A Bruxelles, en Belgique ou en Europe : les femmes sont plus touchées par la pauvreté

Les femmes sont, en moyenne, plus pauvres que les hommes. Leur salaire est moins élevé, et elles bénéficient plus souvent de revenus d’intégration sociale. Enfin, les jeunes femmes risquent davantage d’être touchées par la pauvreté. 

D’après les derniers chiffres du SPP Intégration sociale, le nombre de Bruxellois qui perçoit un revenu d’intégration sociale (RIS) bat des records : ces cinq dernières années, il a augmenté de 23,5%. Ce rapport du SPP met également en avant le fait que de plus en plus de jeunes sont confrontés à la pauvreté. Mais pour les femmes, la situation est encore plus alarmante. Selon les données du SPF économie PME, 16% d’entre elles risquent de se retrouver dans une situation de pauvreté monétaire, contre 14,6% pour les hommes.

Autre illustration de cette inégalité homme-femme : selon les derniers chiffres publiés par la Commission européenne, la différence salariale entre les hommes et les femmes au sein de l’Union européenne s’élève à 16,2%. En Belgique, cet écart est encore plus important, puisqu’il atteint 23%. Les femmes ont donc davantage de chances de tomber dans la pauvreté.

D’après l’Institut pour l’Égalité des Femmes et des Hommes (IEFH), en 2013, “57,8% des bénéficiaires du Revenu d’Intégration Social (RIS) sont des femmes, et la catégorie d’âge la plus importante est celle des 20-24 ans”. A Bruxelles, les femmes font partie des catégories de population plus vulnérables au chômage, et donc plus exposés à la pauvreté. L’Observatoire de la Santé et du Social de Bruxelles-Capitale explique ce phénomène par “la position des femmes sur le marché du travail”, “leur position différenciée dans la famille” ou encore des “événements particuliers”, comme une séparation ou un enfant. Pour les femmes d’origine étrangère, les chances de trouver un emploi sont encore plus minces, puisqu’elles font face à une double discrimination : celle d’être femme et celle de leur origine.
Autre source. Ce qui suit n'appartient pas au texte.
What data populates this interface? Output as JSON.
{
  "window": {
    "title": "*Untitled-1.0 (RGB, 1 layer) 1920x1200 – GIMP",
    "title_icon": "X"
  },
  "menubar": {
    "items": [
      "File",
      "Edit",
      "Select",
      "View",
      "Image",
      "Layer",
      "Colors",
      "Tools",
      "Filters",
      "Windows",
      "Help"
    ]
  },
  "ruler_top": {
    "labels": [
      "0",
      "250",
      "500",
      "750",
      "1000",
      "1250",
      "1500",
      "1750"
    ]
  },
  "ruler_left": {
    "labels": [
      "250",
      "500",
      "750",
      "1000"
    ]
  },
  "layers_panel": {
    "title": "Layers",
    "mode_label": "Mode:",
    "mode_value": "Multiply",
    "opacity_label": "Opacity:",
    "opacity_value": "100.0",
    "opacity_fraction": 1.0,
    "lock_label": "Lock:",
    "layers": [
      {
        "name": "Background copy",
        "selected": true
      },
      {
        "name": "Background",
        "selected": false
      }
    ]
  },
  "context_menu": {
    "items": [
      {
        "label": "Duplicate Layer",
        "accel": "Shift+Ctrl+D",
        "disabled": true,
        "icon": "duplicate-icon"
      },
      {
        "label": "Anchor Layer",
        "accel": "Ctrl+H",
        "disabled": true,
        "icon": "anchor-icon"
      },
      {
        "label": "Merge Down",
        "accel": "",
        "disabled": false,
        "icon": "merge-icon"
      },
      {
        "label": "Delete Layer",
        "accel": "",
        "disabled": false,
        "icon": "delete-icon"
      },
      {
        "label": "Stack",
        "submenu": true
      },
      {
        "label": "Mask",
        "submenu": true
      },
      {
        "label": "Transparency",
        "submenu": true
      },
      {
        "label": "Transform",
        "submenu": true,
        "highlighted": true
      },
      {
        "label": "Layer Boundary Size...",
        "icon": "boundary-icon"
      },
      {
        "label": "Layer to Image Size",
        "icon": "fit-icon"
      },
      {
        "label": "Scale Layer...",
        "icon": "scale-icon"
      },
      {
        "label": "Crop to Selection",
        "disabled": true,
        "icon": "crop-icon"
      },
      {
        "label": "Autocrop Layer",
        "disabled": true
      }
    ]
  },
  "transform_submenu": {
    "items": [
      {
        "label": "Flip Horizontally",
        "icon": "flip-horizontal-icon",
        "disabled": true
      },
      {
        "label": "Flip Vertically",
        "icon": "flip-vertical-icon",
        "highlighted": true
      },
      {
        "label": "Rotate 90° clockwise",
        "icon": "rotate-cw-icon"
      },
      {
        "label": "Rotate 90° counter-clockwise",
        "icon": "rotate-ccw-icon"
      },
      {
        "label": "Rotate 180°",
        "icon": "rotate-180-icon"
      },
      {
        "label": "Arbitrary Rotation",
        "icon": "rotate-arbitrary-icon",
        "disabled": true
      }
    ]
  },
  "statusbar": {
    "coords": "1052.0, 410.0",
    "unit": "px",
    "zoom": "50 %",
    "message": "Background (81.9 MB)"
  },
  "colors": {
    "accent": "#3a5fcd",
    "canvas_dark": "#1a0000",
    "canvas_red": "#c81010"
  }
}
Jeunes mères : des difficultés en plus

Les mères célibataires ont plus de difficultés à accéder au marché du travail, ou à trouver un logement. En effet, toujours selon l’Observatoire de la Santé et du Social, “les femmes paient des loyers plus élevés, pour des logements au confort moindre. Elles sont discriminées en matière de logement en raison de la faiblesse de leurs revenus”.

ihecs_logo_web_612x612Jeremy Carré, Pauline Coppieters, Sarah Winkel (Ihecs)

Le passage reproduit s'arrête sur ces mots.